Josie avait l’air en forme. L’inspecteur ne se doutait pas de quoi la vieille dame insomniaque que ses hommes venaient d’appréhender était capable.
– Sachez Madame que le quartier faisait l’objet d’une surveillance discrète.
– La bonne excuse! C’est la meilleure, ça! Elle marche d’habitude?
– Plus maintenant. Grâce à vous, les cambrioleurs vont savoir que nous les attendions.
– Voulez-vous dire par là que si les cambrioleurs ne sévissent plus dans le quartier ce sera grâce à moi?
– Je veux dire que si nous n’arrivons pas à mettre la main sur eux, ce sera de votre faute. Ils vous doivent une fière chandelle.
– Vous avez une drôle de manière de traiter les bons citoyens, jeune homme. Heureusement pour la société qu’il existe encore des personnes comme moi sinon ce serait le chaos.
Josie était exaspérante! Un des agents debout derrière l’inspecteur avait du mal de se retenir de pouffer de rire.
– Donc vous faisiez votre ronde. Toute seule et en pleine nuit?
– Oui! Avec ce bâtard de l’asile. Vos hommes ne l’ont pas retrouvé par hasard? Ce con s’est barré à la poursuite d’un sac-à-puce. Je l’ai cherché dans tout le quartier…
– Vous en faites souvent?
– Posez la question à vos hommes! S’il effectuaient bien une surveillance discrète, ils ont dû me croiser.

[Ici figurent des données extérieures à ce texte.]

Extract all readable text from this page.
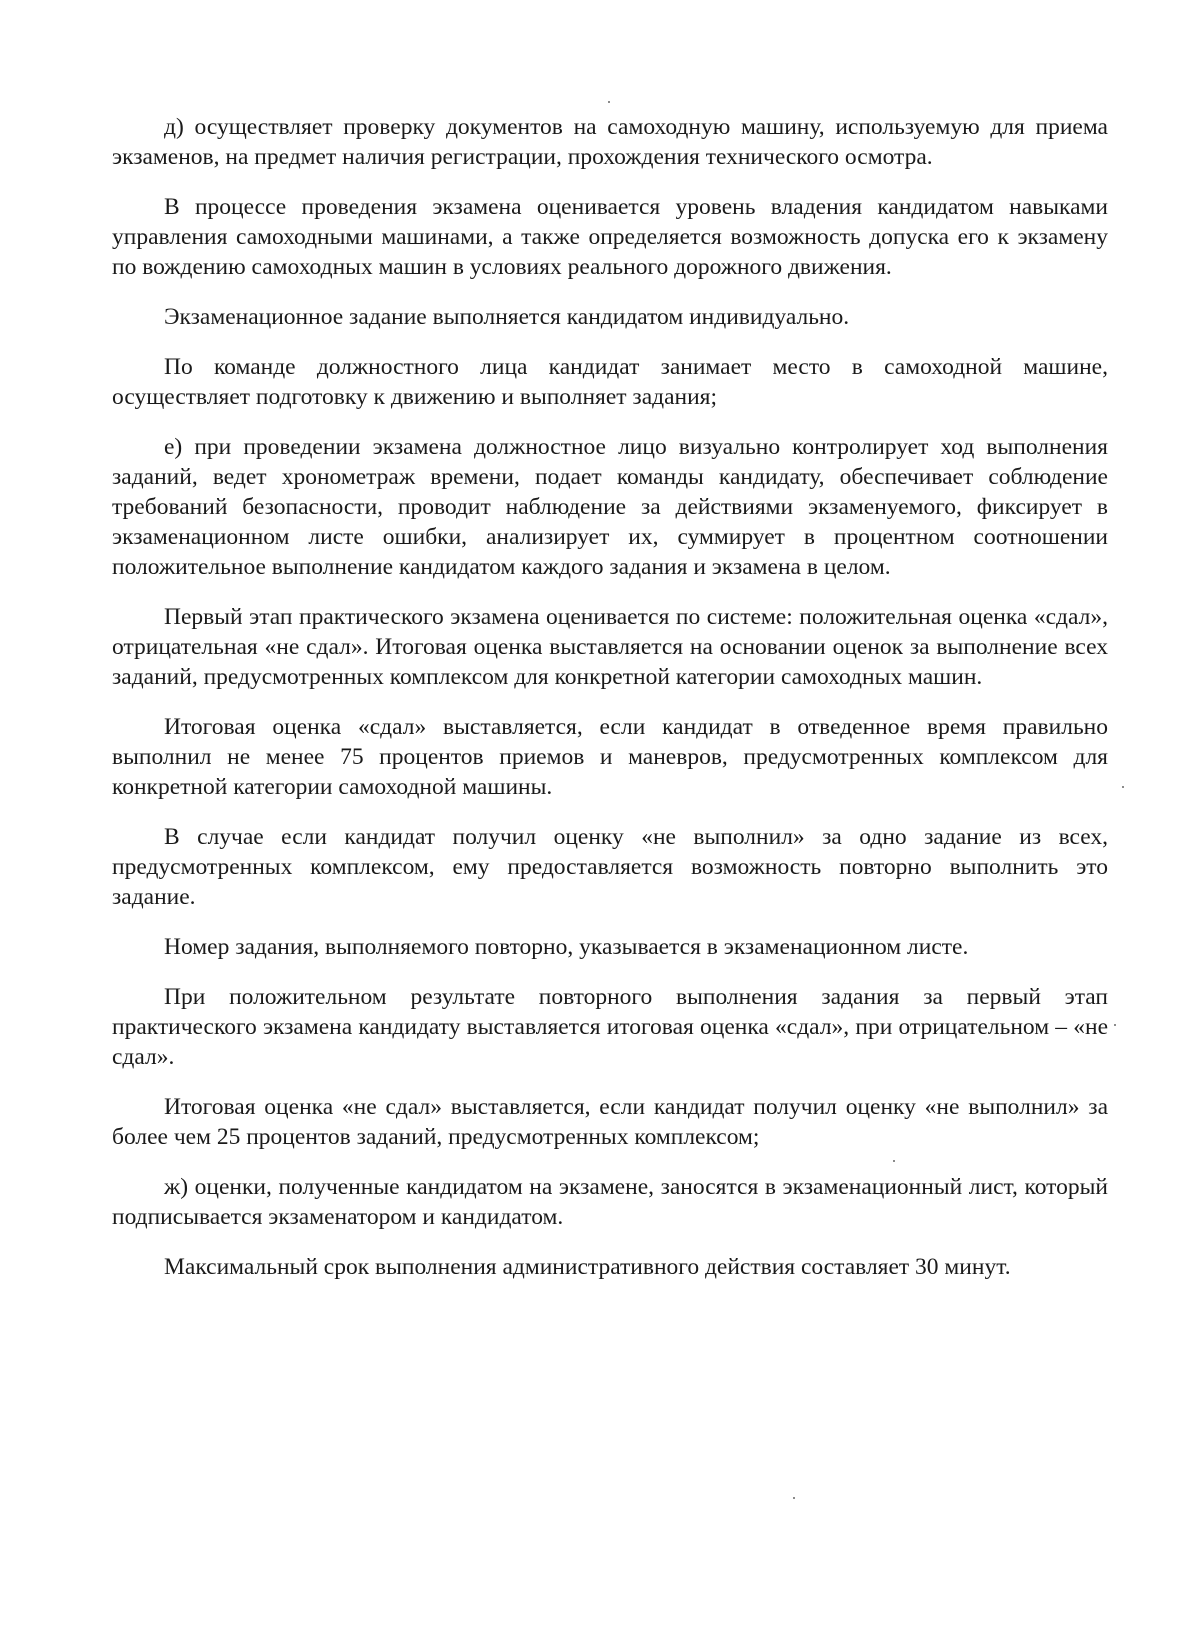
д) осуществляет проверку документов на самоходную машину, используемую для приема экзаменов, на предмет наличия регистрации, прохождения технического осмотра.

В процессе проведения экзамена оценивается уровень владения кандидатом навыками управления самоходными машинами, а также определяется возможность допуска его к экзамену по вождению самоходных машин в условиях реального дорожного движения.

Экзаменационное задание выполняется кандидатом индивидуально.

По команде должностного лица кандидат занимает место в самоходной машине, осуществляет подготовку к движению и выполняет задания;

е) при проведении экзамена должностное лицо визуально контролирует ход выполнения заданий, ведет хронометраж времени, подает команды кандидату, обеспечивает соблюдение требований безопасности, проводит наблюдение за действиями экзаменуемого, фиксирует в экзаменационном листе ошибки, анализирует их, суммирует в процентном соотношении положительное выполнение кандидатом каждого задания и экзамена в целом.

Первый этап практического экзамена оценивается по системе: положительная оценка «сдал», отрицательная «не сдал». Итоговая оценка выставляется на основании оценок за выполнение всех заданий, предусмотренных комплексом для конкретной категории самоходных машин.

Итоговая оценка «сдал» выставляется, если кандидат в отведенное время правильно выполнил не менее 75 процентов приемов и маневров, предусмотренных комплексом для конкретной категории самоходной машины.

В случае если кандидат получил оценку «не выполнил» за одно задание из всех, предусмотренных комплексом, ему предоставляется возможность повторно выполнить это задание.

Номер задания, выполняемого повторно, указывается в экзаменационном листе.

При положительном результате повторного выполнения задания за первый этап практического экзамена кандидату выставляется итоговая оценка «сдал», при отрицательном – «не сдал».

Итоговая оценка «не сдал» выставляется, если кандидат получил оценку «не выполнил» за более чем 25 процентов заданий, предусмотренных комплексом;

ж) оценки, полученные кандидатом на экзамене, заносятся в экзаменационный лист, который подписывается экзаменатором и кандидатом.

Максимальный срок выполнения административного действия составляет 30 минут.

– Je n’y manquerai pas. Rentrez chez vous maintenant et évitez de mettre le nez dehors seule la nuit.
– Si vous retrouvez mon imbécile d’animal, rendez-le à l’asile. Je n’en ai plus besoin.
Josie avait attiré sur elle l’attention des policiers en surveillance discrète en parcourant le quartier à la recherche de son chien. D’un toit sur lequel ils étaient perchés, ils avaient observé une ombre équipée d’une torche circuler dans le quartier de manière organisée. L’ombre devait bien connaître le quartier, donc l’avoir bien repéré, et elle devait observer les rues avant de frapper au bon endroit. Les très discrets agents avaient appelé la cavalerie.
Grâce à Josie le gang de cambrioleurs court toujours, mais il n’a plus remis les pieds dans le quartier.